HALO READINGS • PSYCHIC MEDIUM DENISE MARIE·SUNDAY, MARCH 20, 2016
The first time you say it out loud to someone other than your own mother is REALLY awkward. It’s a mix of being scared that people will either not believe you, or think you are bat sh*t crazy, or both. But “coming out” is such a liberating experience that eventually as you continue doing your lightwork, you realize it doesn’t matter who thinks you’re nuts. You are following your soul’s calling. Your mission in this life is to help people connect with their loved ones in spirit.

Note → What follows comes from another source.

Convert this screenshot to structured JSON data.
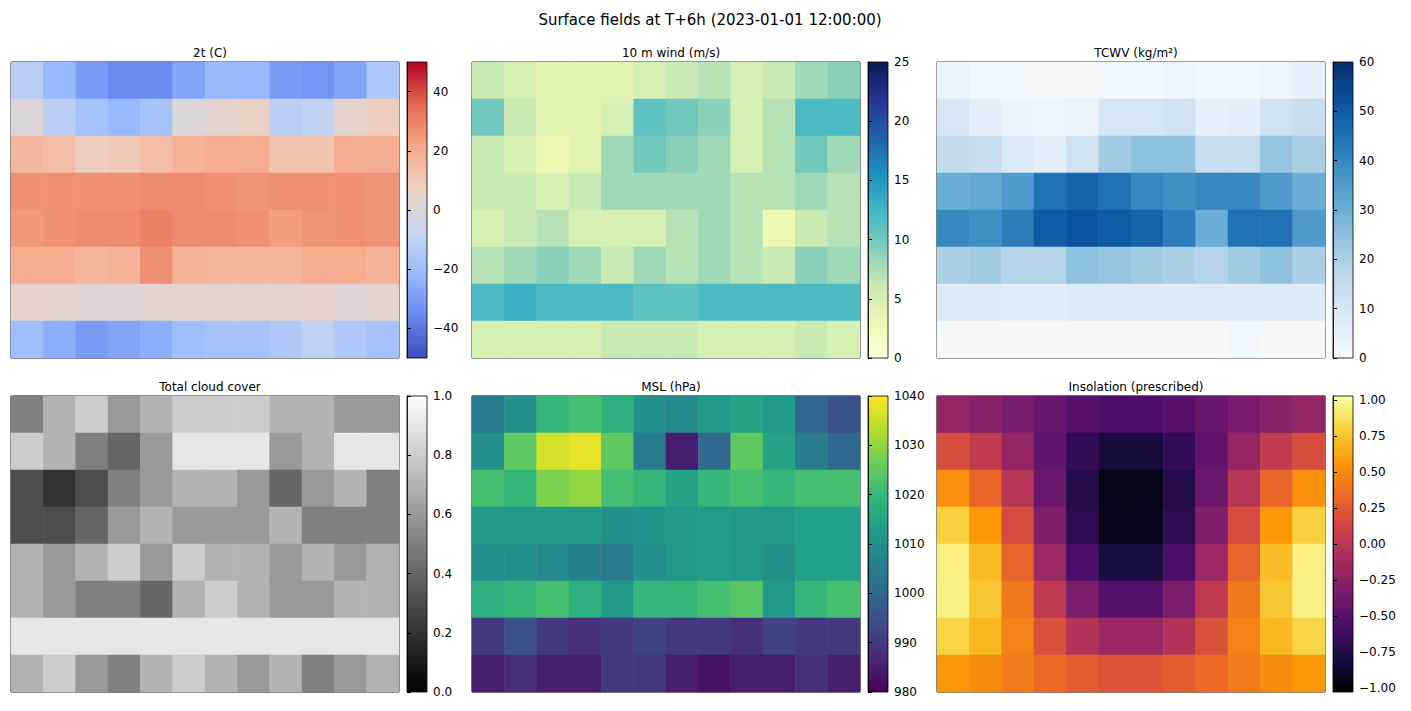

And what an awesome job that is! I can’t tell you how many times I have cried because of the overwhelming feeling of love when spirit steps forward to give their messages to my client. It is truly a beautiful experience, and I feel beyond blessed to be a part of it.
I realized at a very young age that something was going on. I just wasn’t sure why, and not fully sure what it was. I tried describing it to my mother at age 9 or 10. She would tell me it was just a dream or have some other explanation that didn’t make sense. I wanted to believe it was just a dream. I was scared. I didn’t want spirit trying to talk to me. I felt them in my room while I was trying to sleep. They would sit on my bed. Sometimes they would shake my bed. I didn’t know how to make it stop. Looking back I know they weren’t trying to frighten me. They just wanted me to relay their messages. I also didn’t know that all I had to do was simply ask them to go away and they would. I never told any of my friends what was happening. I went to Catholic school and the subject is very frowned upon. So for that reason, I never told anyone but my mother. Until the following year.....
My Grandpa Gene was in the hospital. I was 11 years old at the time when my mother and I went to visit him. He was not my maternal Grandfather. He was my Grandmother’s second husband. I still called him Grandpa. I remember greeting my Uncle Sam when we got to the room. As a child growing up in an Italian family, the rules were when the adults are talking, children go elsewhere. I sat on the other side of the hospital room by the other bed which was empty. I sat down in a chair by the window. As my mom and Uncle were discussing adult things, my mom noticed I was staring blankly at the empty chair next to me. She asked me what I was looking at. I described the woman sitting in the chair next to me. I described her hair, her face, her dress and shoes. My mother looked over at Uncle Sam, and with a shocked look on his face confirmed the woman I described as Grandpa Gene’s mother. I had never met her. She died before I was born.
I am so glad those days are over. I have come very far since then. But every day I am still learning the language of spirit. Since I am only the messenger, spirit will try to communicate in ways that both me and my sitter will understand. For instance, when spirit shows me Liberace, I know that means that they were gay. If spirit comes through as a shadow, it means they passed from suicide or died tragically. Plenty of times they show me random pictures of donuts, and car emblems and at that point I just repeat what I see and 9 out of 10 times the sitter knows exactly what that means. And since I insist on not knowing anything but your first name before a reading, it’s more validation for the sitter that their loved ones are communicating.
I still try to take at least one or two classes a year so I can learn how to strengthen my gift so I can help more people connect with their loved ones that have crossed over. I also now teach others how to communicate with spirit so they don’t always have to go to a medium to receive messages and signs. Every one of us has the ability to do this. I do also know that proper training is required before you try it on your own. Like myself, most of us are born with this gift, but still need to learn how to psychically protect yourself from lower energies.
I love what I do. I could not do this without God. And with the help of my angels and spirit guides, I am happy to relay the messages from your loved ones so that you may know that they are always with us, cheering us on, watching our back, and loving us even more than when they were alive.